SketchUp was the perfect example of what I was struggling to envision. SketchUp was created by a garage startup to go up against the likes of AutoCAD. Its mission was to bring 3D sketching to the masses. I remember the first time I played with my son, who was 7 at the time, was having a little timeout on the bed next to where I was working. I heard a "WHOA, Dad that's cooool. Can I play with that?" Now I thought geez this is an awesome serious tool. Real architecture, landscaping, even game design can be done with this sketching tool and here my son who is only 7 sees it as a fun. And after his timeout, yes even he could do some cool stuff with it.

I remember having a conversation last year at the IA Summit in Montreal with Jesse James Garrett about this tool. At the time I was trying to gauge the need for a tool like this. He remarked that he had heard Alan Cooper talking about it being a great example of wonderful application design.

I forget where I read about it, but in an article describing how this little company (@lastSoftware) was able to withstand even AutoCAD's response, they said the real secret to SketchUp's success is "it is just a blast to use!"

And today that application I fell in love with just joined the ranks of Google. Congratulations Google! I am wondering what's cooking with MeasureMap (another favorite of mine), Writely and SketchUp joining the fold.
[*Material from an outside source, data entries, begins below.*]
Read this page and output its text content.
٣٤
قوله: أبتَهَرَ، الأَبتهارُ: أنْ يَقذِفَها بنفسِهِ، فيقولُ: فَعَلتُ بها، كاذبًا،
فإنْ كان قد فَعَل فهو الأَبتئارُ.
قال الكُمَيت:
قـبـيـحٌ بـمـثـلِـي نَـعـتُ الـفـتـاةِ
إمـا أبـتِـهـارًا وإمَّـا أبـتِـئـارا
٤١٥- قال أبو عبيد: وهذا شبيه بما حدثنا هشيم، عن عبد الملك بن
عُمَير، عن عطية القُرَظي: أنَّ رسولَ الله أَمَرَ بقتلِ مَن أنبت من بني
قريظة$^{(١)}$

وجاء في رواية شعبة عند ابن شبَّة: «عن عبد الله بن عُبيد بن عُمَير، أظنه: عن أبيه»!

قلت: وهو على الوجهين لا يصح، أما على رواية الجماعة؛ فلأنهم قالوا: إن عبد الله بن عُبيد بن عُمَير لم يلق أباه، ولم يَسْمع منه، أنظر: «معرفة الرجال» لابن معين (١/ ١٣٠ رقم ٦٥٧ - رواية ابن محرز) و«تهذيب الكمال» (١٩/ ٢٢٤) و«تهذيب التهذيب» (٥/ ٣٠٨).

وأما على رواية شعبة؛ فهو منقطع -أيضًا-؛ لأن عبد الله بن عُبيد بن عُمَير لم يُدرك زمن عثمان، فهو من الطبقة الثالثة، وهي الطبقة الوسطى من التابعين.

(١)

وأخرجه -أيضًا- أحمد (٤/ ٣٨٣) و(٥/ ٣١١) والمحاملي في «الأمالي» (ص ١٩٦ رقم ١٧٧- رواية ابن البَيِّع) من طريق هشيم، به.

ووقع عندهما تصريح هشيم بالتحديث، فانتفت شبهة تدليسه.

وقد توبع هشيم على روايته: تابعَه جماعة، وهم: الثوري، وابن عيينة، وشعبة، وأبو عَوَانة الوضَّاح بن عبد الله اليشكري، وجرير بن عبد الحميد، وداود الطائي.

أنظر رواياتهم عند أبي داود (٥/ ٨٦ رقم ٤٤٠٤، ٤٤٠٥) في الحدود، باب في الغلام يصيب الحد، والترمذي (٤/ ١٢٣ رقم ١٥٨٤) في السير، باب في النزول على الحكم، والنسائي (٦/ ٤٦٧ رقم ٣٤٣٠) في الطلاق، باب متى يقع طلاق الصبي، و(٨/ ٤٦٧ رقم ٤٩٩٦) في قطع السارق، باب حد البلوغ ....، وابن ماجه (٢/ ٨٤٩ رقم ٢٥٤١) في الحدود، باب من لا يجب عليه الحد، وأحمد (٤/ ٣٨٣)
BTW, I still would love to see a SketchUp for UI prototyping. Wish I had time to work on it. Maybe someone will catch the vision.

1 comment:

Curtis Forrester said...

Sketchup does look neat. I share your desire for a good, solid sketching tool for web designs. I've attempted to use Visio for mocking up windows programs in the past, and Illustrator for web. But a tool that would allow creating templates or reusable widgets that match the designs that you've done for clients would be extremely useful.